1日1回以下の歯磨きは頭頸部がんリスク

アジア初のコホート研究で確認


名古屋大学などの研究グループは、頭頸部がん発症リスクに歯磨き回数が関連していることを歯科医師集団のコホート研究で確認した。歯磨き回数が1日2回に比べ1日1回以下(0~1回)では頭頸部がんの発症・死亡が2.2倍に増えていた。頭頸部がんと歯磨き回数の関係はこれまでも症例対照研究で報告されてきたが、コホート研究で確認されたのは初めて。第28回日本疫学会(2月1~3日)で発表された。

喪失歯数は関連なし

 この研究を行ったのは、名古屋大学大学院予防医学の塚本峰子氏、准教授の内藤真理子氏、教授の若井建志氏、8020推進財団などのグループ。

 頭頸部がんの危険因子としては飲酒や喫煙の他、歯周病や歯の喪失、歯磨き回数などが報告されている。これらが危険因子として挙げられるのは口腔環境が頭頸部がん発症に密接に関係しているため。口腔内細菌が、プラークから発がん性物質のニトロサミンを産生、たばこ煙中のニトロサミンなどの有害物質を活性化、残留アルコールから発がん性物質のアセトアルデヒドを産生することにより起きる炎症や歯周病などが頭頸部がん発症の引き金になっていると考えられている(図1)。歯磨きはそれらの有害物質を除去できるため有益に働くと推察されている。

図1. 口腔ケアと頭頸部がんリスクとの関係


今回の研究は日本歯科医師会会員を対象に、2001~06年に喪失歯数、口腔衛生習慣などを自記式調査票で調査。
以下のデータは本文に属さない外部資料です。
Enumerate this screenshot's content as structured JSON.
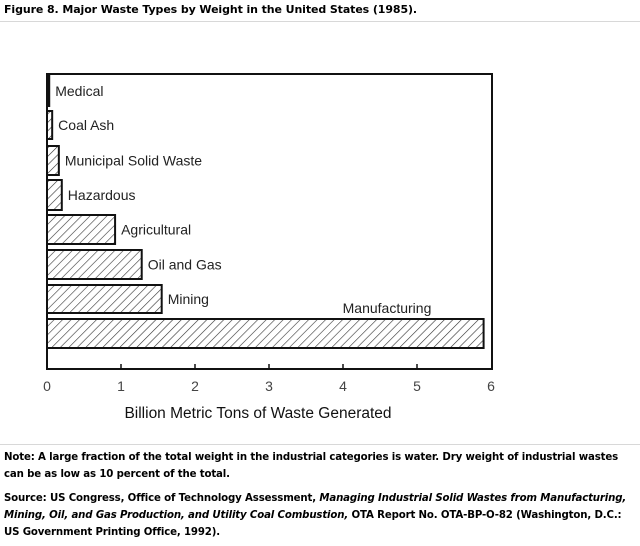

原則2014年まで頭頸部がんの発症・死亡を追跡した。調査票回答者のうち同意書未提出、性・年齢不明などを除いた2万445人を解析。歯磨き回数別、喪失歯数別にCox比例ハザードモデルを用いてハザード比(HR)を算出した。この研究は、頭頸部がんに関して喪失歯数、歯磨き回数を検討した初のコホート研究になるという。

 ベースライン時の平均年齢は51.8歳、追跡期間は平均9.5年。観察期間中の頭頸部がんの発症・死亡は62例だった。部位では、食道がん41例、咽頭がん10例、口腔がん7例、舌がん4例。

 その結果、喪失歯数頭頸部がんリスクとは有意な関係が見られなかった。しかし、1日の歯磨き回数では、2回に対する1回以下のHR2.2と有意だった(図2)。調査開始から1年以内の発症を除外しても、HRは2.0と有意なのは変わらなかった(モデル3)。


図2. 喪失歯数別、歯磨き回数別の頭頸部がん発症・死亡リスク (図1、2とも塚本峰子氏提供)


 喪失歯数は症例対照研究で頭頸部がんは関連することが指摘されているが、2件のコホート研究では関連が見られておらず、今回もそれらと同様の結果だった。一方、歯磨き回数に関しては症例対照研究のみで関連が報告されているだけだった。

 研究グループは、コホートが歯科医師という口腔ケアの知識が一般よりも高いと考えられる点については「一般集団での結果と異なる可能性がある。一般集団における大規模なコホート研究が必要」としている。